At Columbia, Piano Man's Cheap
Tickets For Joel Event Sold for $10 There, $27.50 at Harvard
While Harvard students forked over $27.50 to hear Billy Joel speak in Sanders Theatre last week, Columbia undergraduates paid just $10 to see the same show two nights earlier.
The New York school's student government subsidized Joel's talk, which drew 750 people, compared to 1200 fans who paid Harvard's higher price.
Harvard concertgoers were not pleased at the discrepancy.
"I was gypped! I should have gone to Columbia," said Dana L. Goldblatt '98, who attended the sold-out Sanders performance. "How much is tuition there, anyway?"
Jill E. Abbinanti, the treasurer of the Union of Students' Organizations at Columbia, said Joel charged "around $30,000" for the show.
The Columbia student government picked up about $22,500 of the tab from its $81,000 yearly budget, she said.
But at Harvard, the event was co-sponsored by the Office of Government, Community and Public Affairs and the Don Lawr Company, a concert promoter.
Kevin A. McCluskey '76, director of community relations at the office, said Harvard's goal was to put the event on at its production cost.

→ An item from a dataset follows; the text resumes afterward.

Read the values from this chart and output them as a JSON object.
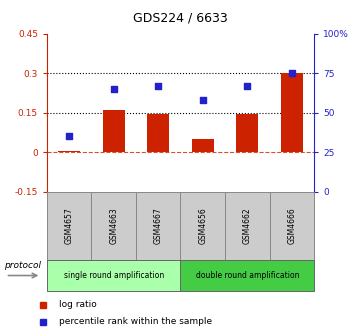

Ticket prices were higher here because the event was not subsidized by another organization, like the Undergraduate Council.

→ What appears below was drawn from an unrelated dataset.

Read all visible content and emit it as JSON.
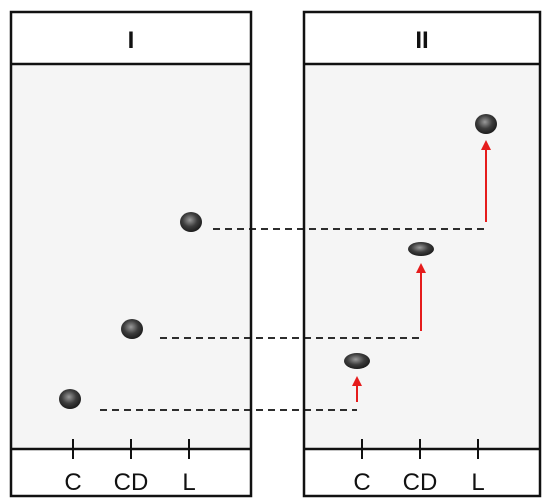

In fact, the Harvard show couldn't have been subsidized, because Joel only gave a few weeks' notice before coming, McCluskey said.

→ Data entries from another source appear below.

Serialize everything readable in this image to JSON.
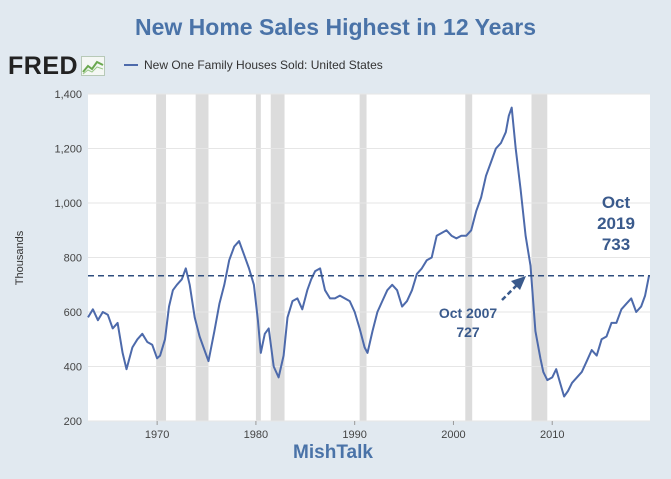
{
  "title": "New Home Sales Highest in 12 Years",
  "logo": {
    "text": "FRED",
    "icon": "line-chart-icon"
  },
  "legend": {
    "label": "New One Family Houses Sold: United States",
    "color": "#4d6aab"
  },
  "footer": {
    "watermark": "MishTalk"
  },
  "annotations": {
    "current": {
      "line1": "Oct",
      "line2": "2019",
      "line3": "733"
    },
    "previous": {
      "line1": "Oct 2007",
      "line2": "727"
    }
  },
  "colors": {
    "series": "#4d6aab",
    "recession": "#dcdcdc",
    "title": "#4a73a8",
    "annotation": "#3a5a8c"
  },
  "chart_data": {
    "type": "line",
    "title": "New Home Sales Highest in 12 Years",
    "ylabel": "Thousands",
    "xlabel": "",
    "xlim": [
      1963.0,
      2019.9
    ],
    "ylim": [
      200,
      1400
    ],
    "xticks": [
      "1970",
      "1980",
      "1990",
      "2000",
      "2010"
    ],
    "yticks": [
      "200",
      "400",
      "600",
      "800",
      "1,000",
      "1,200",
      "1,400"
    ],
    "reference_line": 733,
    "recessions": [
      [
        1969.9,
        1970.9
      ],
      [
        1973.9,
        1975.2
      ],
      [
        1980.0,
        1980.5
      ],
      [
        1981.5,
        1982.9
      ],
      [
        1990.5,
        1991.2
      ],
      [
        2001.2,
        2001.9
      ],
      [
        2007.9,
        2009.5
      ]
    ],
    "series": [
      {
        "name": "New One Family Houses Sold: United States",
        "x": [
          1963.0,
          1963.5,
          1964.0,
          1964.5,
          1965.0,
          1965.5,
          1966.0,
          1966.5,
          1966.9,
          1967.5,
          1968.0,
          1968.5,
          1969.0,
          1969.5,
          1970.0,
          1970.3,
          1970.8,
          1971.2,
          1971.6,
          1972.0,
          1972.5,
          1972.9,
          1973.3,
          1973.8,
          1974.3,
          1974.8,
          1975.2,
          1975.8,
          1976.3,
          1976.8,
          1977.3,
          1977.8,
          1978.3,
          1978.8,
          1979.3,
          1979.8,
          1980.2,
          1980.5,
          1980.9,
          1981.3,
          1981.8,
          1982.3,
          1982.8,
          1983.2,
          1983.7,
          1984.2,
          1984.7,
          1985.2,
          1985.6,
          1986.0,
          1986.5,
          1987.0,
          1987.5,
          1988.0,
          1988.5,
          1989.0,
          1989.5,
          1990.0,
          1990.5,
          1991.0,
          1991.3,
          1991.8,
          1992.3,
          1992.8,
          1993.3,
          1993.8,
          1994.3,
          1994.8,
          1995.3,
          1995.8,
          1996.3,
          1996.8,
          1997.3,
          1997.8,
          1998.3,
          1998.8,
          1999.3,
          1999.8,
          2000.3,
          2000.8,
          2001.3,
          2001.8,
          2002.3,
          2002.8,
          2003.3,
          2003.8,
          2004.3,
          2004.8,
          2005.3,
          2005.6,
          2005.9,
          2006.3,
          2006.8,
          2007.3,
          2007.8,
          2008.3,
          2008.8,
          2009.1,
          2009.5,
          2010.0,
          2010.4,
          2010.8,
          2011.2,
          2011.6,
          2012.0,
          2012.5,
          2013.0,
          2013.5,
          2014.0,
          2014.5,
          2015.0,
          2015.5,
          2016.0,
          2016.5,
          2017.0,
          2017.5,
          2018.0,
          2018.5,
          2019.0,
          2019.4,
          2019.8
        ],
        "values": [
          580,
          610,
          570,
          600,
          590,
          540,
          560,
          450,
          390,
          470,
          500,
          520,
          490,
          480,
          430,
          440,
          500,
          620,
          680,
          700,
          720,
          760,
          700,
          580,
          510,
          460,
          420,
          530,
          630,
          700,
          790,
          840,
          860,
          810,
          760,
          700,
          570,
          450,
          520,
          540,
          400,
          360,
          440,
          580,
          640,
          650,
          610,
          680,
          720,
          750,
          760,
          680,
          650,
          650,
          660,
          650,
          640,
          600,
          540,
          470,
          450,
          530,
          600,
          640,
          680,
          700,
          680,
          620,
          640,
          680,
          740,
          760,
          790,
          800,
          880,
          890,
          900,
          880,
          870,
          880,
          880,
          900,
          970,
          1020,
          1100,
          1150,
          1200,
          1220,
          1260,
          1320,
          1350,
          1200,
          1050,
          880,
          770,
          530,
          430,
          380,
          350,
          360,
          390,
          340,
          290,
          310,
          340,
          360,
          380,
          420,
          460,
          440,
          500,
          510,
          560,
          560,
          610,
          630,
          650,
          600,
          620,
          660,
          733
        ]
      }
    ]
  }
}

"It had to happen very quickly," he said. "The time frame was three weeks between when we started to put it together and when he walked on stage."
He noted that ticket prices last summer for Billy Joel and Elton John at Foxboro started at about $85, making the Harvard event relatively inexpensive.
Sanders Theatre's sell-out meant that a few thousand dollars will go back into a non-profit community group, he said.
But students said they were annoyed by the Harvard event's relatively high price.
"I don't feel I got my money's worth at all," said Jon J. Finer '98. "You can see a lot of concerts for $27."
"Where's our student government?" Goldblatt asked. "Do we have one? No, really, do we?"